Twitterature (a portmanteau of Twitter and literature) is literary use of the microblogging service of Twitter. It includes various genres, including aphorisms, poetry and fiction written by individuals or collaboratively.

The 140-character maximum imposed by the medium provides a creative challenge.

Aphorisms are popular because their brevity is inherently suited to Twitter. People often share well known classic aphorisms on Twitter, but some also seek to craft and share their own brief insights on every conceivable topic.Boing Boing has described Twitter as encouraging "a new age of the aphorism", citing the novel aphorisms of Aaron Haspel.

 Augusti.
Och fast det är hett
i solen
känns det ibland
känns det ibland
som om jag
faller
handlöst mot hösten.

Haikus are a brief poetic form well suited to Twitter; many examples can be found using the hashtag #haiku. Other forms of poetry can be found under other hashtags or by "following" people who use their Twitter accounts for journals or poetry. For example, the Swedish poet and journalist Göran Greider tweets observations and poems using the Twitter handle @GreiderDD (Göran Greider) as shown in the example on the right.

Twitterature fiction includes 140-character stories, fan fiction, the retelling of literary classics and legends, twitter novels, and collaborative works.

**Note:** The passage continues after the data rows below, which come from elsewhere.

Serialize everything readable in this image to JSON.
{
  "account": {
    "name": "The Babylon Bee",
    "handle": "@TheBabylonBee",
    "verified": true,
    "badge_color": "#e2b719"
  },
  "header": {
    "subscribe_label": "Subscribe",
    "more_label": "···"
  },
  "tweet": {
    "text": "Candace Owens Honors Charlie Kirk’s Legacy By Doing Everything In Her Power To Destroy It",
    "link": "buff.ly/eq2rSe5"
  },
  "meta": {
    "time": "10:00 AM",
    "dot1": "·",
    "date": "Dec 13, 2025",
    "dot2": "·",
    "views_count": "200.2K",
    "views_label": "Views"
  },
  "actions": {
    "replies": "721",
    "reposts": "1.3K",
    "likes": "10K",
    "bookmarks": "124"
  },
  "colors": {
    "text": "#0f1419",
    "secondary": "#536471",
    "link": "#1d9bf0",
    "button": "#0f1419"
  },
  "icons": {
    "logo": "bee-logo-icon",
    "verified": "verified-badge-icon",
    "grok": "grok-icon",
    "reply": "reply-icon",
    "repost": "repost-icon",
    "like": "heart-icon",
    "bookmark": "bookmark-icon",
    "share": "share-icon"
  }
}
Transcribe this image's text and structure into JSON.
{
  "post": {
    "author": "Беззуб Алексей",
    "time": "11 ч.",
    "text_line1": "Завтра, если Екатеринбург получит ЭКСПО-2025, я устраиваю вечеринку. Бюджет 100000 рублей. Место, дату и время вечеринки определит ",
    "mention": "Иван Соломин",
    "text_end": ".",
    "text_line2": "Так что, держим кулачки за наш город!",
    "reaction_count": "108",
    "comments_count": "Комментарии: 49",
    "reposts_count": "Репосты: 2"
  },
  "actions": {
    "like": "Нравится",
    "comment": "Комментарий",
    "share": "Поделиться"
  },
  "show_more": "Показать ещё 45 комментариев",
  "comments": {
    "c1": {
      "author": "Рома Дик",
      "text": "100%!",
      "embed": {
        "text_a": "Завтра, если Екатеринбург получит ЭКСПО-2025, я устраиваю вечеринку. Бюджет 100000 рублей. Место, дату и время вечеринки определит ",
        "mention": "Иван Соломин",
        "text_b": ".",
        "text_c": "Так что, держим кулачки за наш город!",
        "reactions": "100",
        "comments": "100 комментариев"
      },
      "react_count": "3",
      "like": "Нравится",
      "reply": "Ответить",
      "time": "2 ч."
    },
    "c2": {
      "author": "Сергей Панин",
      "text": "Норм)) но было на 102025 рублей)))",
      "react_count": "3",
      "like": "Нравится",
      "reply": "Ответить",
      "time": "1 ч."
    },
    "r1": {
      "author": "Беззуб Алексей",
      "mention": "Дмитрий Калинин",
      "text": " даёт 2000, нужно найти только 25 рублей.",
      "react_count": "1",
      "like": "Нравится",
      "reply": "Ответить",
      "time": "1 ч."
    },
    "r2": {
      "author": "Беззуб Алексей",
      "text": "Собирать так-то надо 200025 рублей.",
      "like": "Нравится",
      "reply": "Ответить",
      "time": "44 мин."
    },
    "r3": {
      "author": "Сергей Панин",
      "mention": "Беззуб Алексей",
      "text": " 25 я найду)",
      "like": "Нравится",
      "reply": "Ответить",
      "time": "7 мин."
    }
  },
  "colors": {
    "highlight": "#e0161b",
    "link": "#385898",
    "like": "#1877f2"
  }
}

Weird Twitter is a loose genre of Internet humour dedicated to publication of humorous material on Twitter that is disorganised and hard to explain.

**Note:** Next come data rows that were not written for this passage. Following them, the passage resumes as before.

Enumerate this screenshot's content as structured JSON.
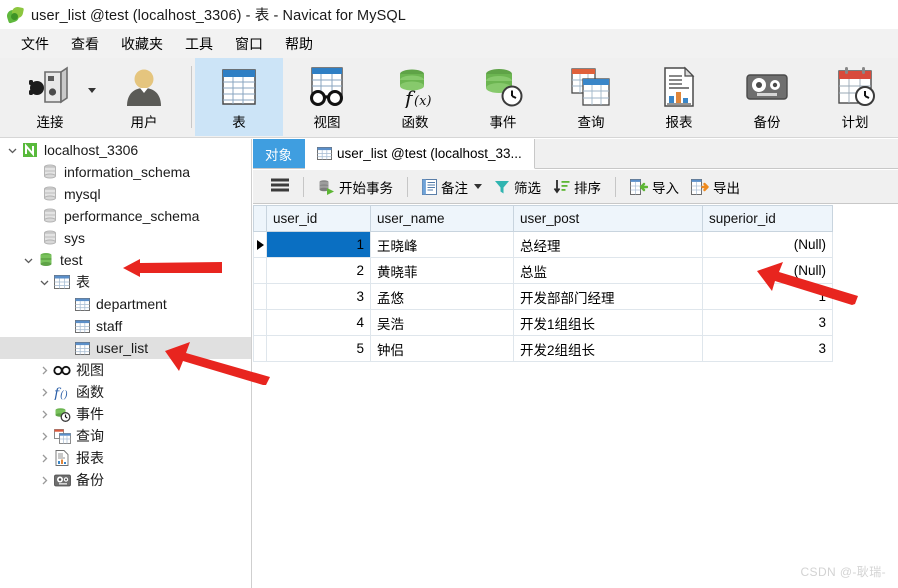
{
  "window": {
    "title": "user_list @test (localhost_3306) - 表 - Navicat for MySQL",
    "logo_icon": "navicat-logo-icon"
  },
  "menu": {
    "items": [
      {
        "label": "文件",
        "name": "menu-file"
      },
      {
        "label": "查看",
        "name": "menu-view"
      },
      {
        "label": "收藏夹",
        "name": "menu-favorites"
      },
      {
        "label": "工具",
        "name": "menu-tools"
      },
      {
        "label": "窗口",
        "name": "menu-window"
      },
      {
        "label": "帮助",
        "name": "menu-help"
      }
    ]
  },
  "ribbon": {
    "buttons": [
      {
        "label": "连接",
        "icon": "connection-icon",
        "selected": false,
        "caret": true
      },
      {
        "label": "用户",
        "icon": "user-icon",
        "selected": false,
        "caret": false
      },
      {
        "label": "表",
        "icon": "table-icon",
        "selected": true,
        "caret": false
      },
      {
        "label": "视图",
        "icon": "view-glasses-icon",
        "selected": false,
        "caret": false
      },
      {
        "label": "函数",
        "icon": "function-icon",
        "selected": false,
        "caret": false
      },
      {
        "label": "事件",
        "icon": "event-clock-icon",
        "selected": false,
        "caret": false
      },
      {
        "label": "查询",
        "icon": "query-icon",
        "selected": false,
        "caret": false
      },
      {
        "label": "报表",
        "icon": "report-icon",
        "selected": false,
        "caret": false
      },
      {
        "label": "备份",
        "icon": "backup-icon",
        "selected": false,
        "caret": false
      },
      {
        "label": "计划",
        "icon": "schedule-calendar-icon",
        "selected": false,
        "caret": false
      }
    ]
  },
  "sidebar": {
    "nodes": [
      {
        "label": "localhost_3306",
        "icon": "connection-host-icon",
        "indent": 0,
        "twisty": "down",
        "selected": false
      },
      {
        "label": "information_schema",
        "icon": "database-gray-icon",
        "indent": 1,
        "twisty": "none",
        "selected": false
      },
      {
        "label": "mysql",
        "icon": "database-gray-icon",
        "indent": 1,
        "twisty": "none",
        "selected": false
      },
      {
        "label": "performance_schema",
        "icon": "database-gray-icon",
        "indent": 1,
        "twisty": "none",
        "selected": false
      },
      {
        "label": "sys",
        "icon": "database-gray-icon",
        "indent": 1,
        "twisty": "none",
        "selected": false
      },
      {
        "label": "test",
        "icon": "database-green-icon",
        "indent": 1,
        "twisty": "down",
        "selected": false
      },
      {
        "label": "表",
        "icon": "table-folder-icon",
        "indent": 2,
        "twisty": "down",
        "selected": false
      },
      {
        "label": "department",
        "icon": "table-item-icon",
        "indent": 3,
        "twisty": "none",
        "selected": false
      },
      {
        "label": "staff",
        "icon": "table-item-icon",
        "indent": 3,
        "twisty": "none",
        "selected": false
      },
      {
        "label": "user_list",
        "icon": "table-item-icon",
        "indent": 3,
        "twisty": "none",
        "selected": true
      },
      {
        "label": "视图",
        "icon": "view-glasses-icon",
        "indent": 2,
        "twisty": "right",
        "selected": false
      },
      {
        "label": "函数",
        "icon": "function-fx-icon",
        "indent": 2,
        "twisty": "right",
        "selected": false
      },
      {
        "label": "事件",
        "icon": "event-clock-icon",
        "indent": 2,
        "twisty": "right",
        "selected": false
      },
      {
        "label": "查询",
        "icon": "query-icon",
        "indent": 2,
        "twisty": "right",
        "selected": false
      },
      {
        "label": "报表",
        "icon": "report-icon",
        "indent": 2,
        "twisty": "right",
        "selected": false
      },
      {
        "label": "备份",
        "icon": "backup-icon",
        "indent": 2,
        "twisty": "right",
        "selected": false
      }
    ]
  },
  "tabs": [
    {
      "label": "对象",
      "name": "tab-objects",
      "style": "active-blue",
      "icon": null
    },
    {
      "label": "user_list @test (localhost_33...",
      "name": "tab-user-list",
      "style": "active-white",
      "icon": "table-item-icon"
    }
  ],
  "grid_toolbar": {
    "menu_icon": "hamburger-menu-icon",
    "buttons": [
      {
        "label": "开始事务",
        "icon": "start-transaction-icon",
        "caret": false
      },
      {
        "label": "备注",
        "icon": "note-icon",
        "caret": true
      },
      {
        "label": "筛选",
        "icon": "filter-funnel-icon",
        "caret": false
      },
      {
        "label": "排序",
        "icon": "sort-icon",
        "caret": false
      },
      {
        "label": "导入",
        "icon": "import-icon",
        "caret": false
      },
      {
        "label": "导出",
        "icon": "export-icon",
        "caret": false
      }
    ]
  },
  "table": {
    "columns": [
      "user_id",
      "user_name",
      "user_post",
      "superior_id"
    ],
    "rows": [
      {
        "indicator": true,
        "user_id": "1",
        "user_name": "王晓峰",
        "user_post": "总经理",
        "superior_id": "(Null)",
        "superior_null": true,
        "selected": true
      },
      {
        "indicator": false,
        "user_id": "2",
        "user_name": "黄晓菲",
        "user_post": "总监",
        "superior_id": "(Null)",
        "superior_null": true,
        "selected": false
      },
      {
        "indicator": false,
        "user_id": "3",
        "user_name": "孟悠",
        "user_post": "开发部部门经理",
        "superior_id": "1",
        "superior_null": false,
        "selected": false
      },
      {
        "indicator": false,
        "user_id": "4",
        "user_name": "吴浩",
        "user_post": "开发1组组长",
        "superior_id": "3",
        "superior_null": false,
        "selected": false
      },
      {
        "indicator": false,
        "user_id": "5",
        "user_name": "钟侣",
        "user_post": "开发2组组长",
        "superior_id": "3",
        "superior_null": false,
        "selected": false
      }
    ]
  },
  "annotations": {
    "arrow_color": "#e8251f",
    "arrows": [
      {
        "name": "arrow-to-test-node"
      },
      {
        "name": "arrow-to-user-list-node"
      },
      {
        "name": "arrow-to-null-values"
      }
    ]
  },
  "watermark": {
    "text": "CSDN @-耿瑞-"
  },
  "colors": {
    "accent_blue": "#3f9ee0",
    "selection_blue": "#0a6fc2",
    "ribbon_selected": "#cce4f7",
    "header_blue": "#eef5fb",
    "arrow_red": "#e8251f"
  }
}
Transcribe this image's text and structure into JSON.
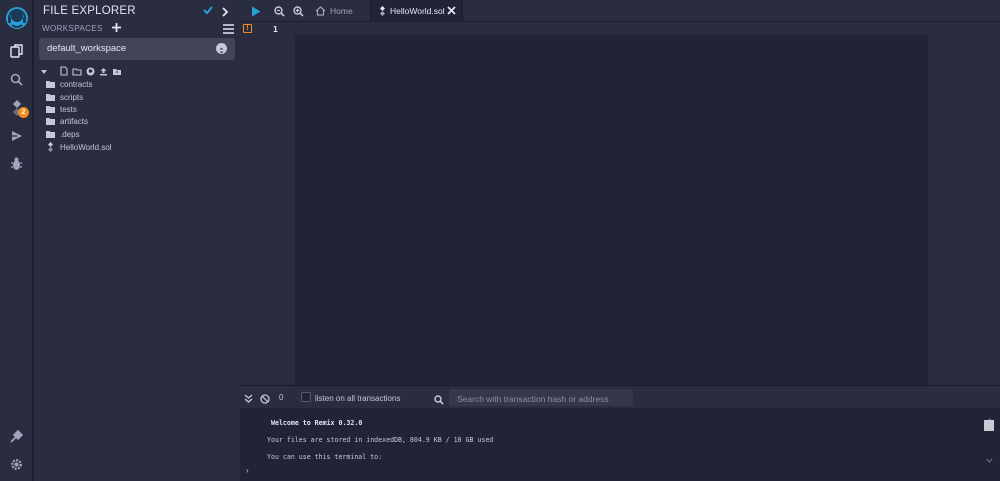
{
  "app": {
    "name": "Remix",
    "accent": "#2a9fd6",
    "warning": "#f38c1e"
  },
  "icon_panel": {
    "top": [
      "remix-logo-icon",
      "file-explorer-icon",
      "search-icon",
      "solidity-compiler-icon",
      "deploy-run-icon",
      "debugger-icon"
    ],
    "compiler_badge": "2",
    "bottom": [
      "plugin-manager-icon",
      "settings-icon"
    ]
  },
  "file_explorer": {
    "title": "FILE EXPLORER",
    "workspaces_label": "WORKSPACES",
    "selected_workspace": "default_workspace",
    "toolbar_icons": [
      "new-file-icon",
      "new-folder-icon",
      "github-icon",
      "upload-icon",
      "folder-upload-icon"
    ],
    "items": [
      {
        "label": "contracts",
        "type": "folder"
      },
      {
        "label": "scripts",
        "type": "folder"
      },
      {
        "label": "tests",
        "type": "folder"
      },
      {
        "label": "artifacts",
        "type": "folder"
      },
      {
        "label": ".deps",
        "type": "folder"
      },
      {
        "label": "HelloWorld.sol",
        "type": "solidity-file"
      }
    ]
  },
  "tabs": {
    "home_label": "Home",
    "active_label": "HelloWorld.sol"
  },
  "editor": {
    "line_number": "1"
  },
  "terminal": {
    "tx_count": "0",
    "listen_label": "listen on all transactions",
    "search_placeholder": "Search with transaction hash or address",
    "lines": [
      "Welcome to Remix 0.32.0",
      "Your files are stored in indexedDB, 804.9 KB / 10 GB used",
      "You can use this terminal to:"
    ],
    "prompt": "›"
  }
}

Related to anti-humour and created primarily by Twitter users who are not professional humourists, Weird Twitter-style jokes may be presented as disorganised thoughts, rather than in a conventional joke format or punctuated sentence structure. The genre is based around the restriction of Twitter's 140-character message length, requiring jokes to be quite short. The genre may also include repurposing of overlooked material on the internet, such as parodying posts made by spambots or deliberately amateurish images created in Paint. The New York Times has described the genre as "inane" and intended "to subtly mock the site's corporate and mainstream users."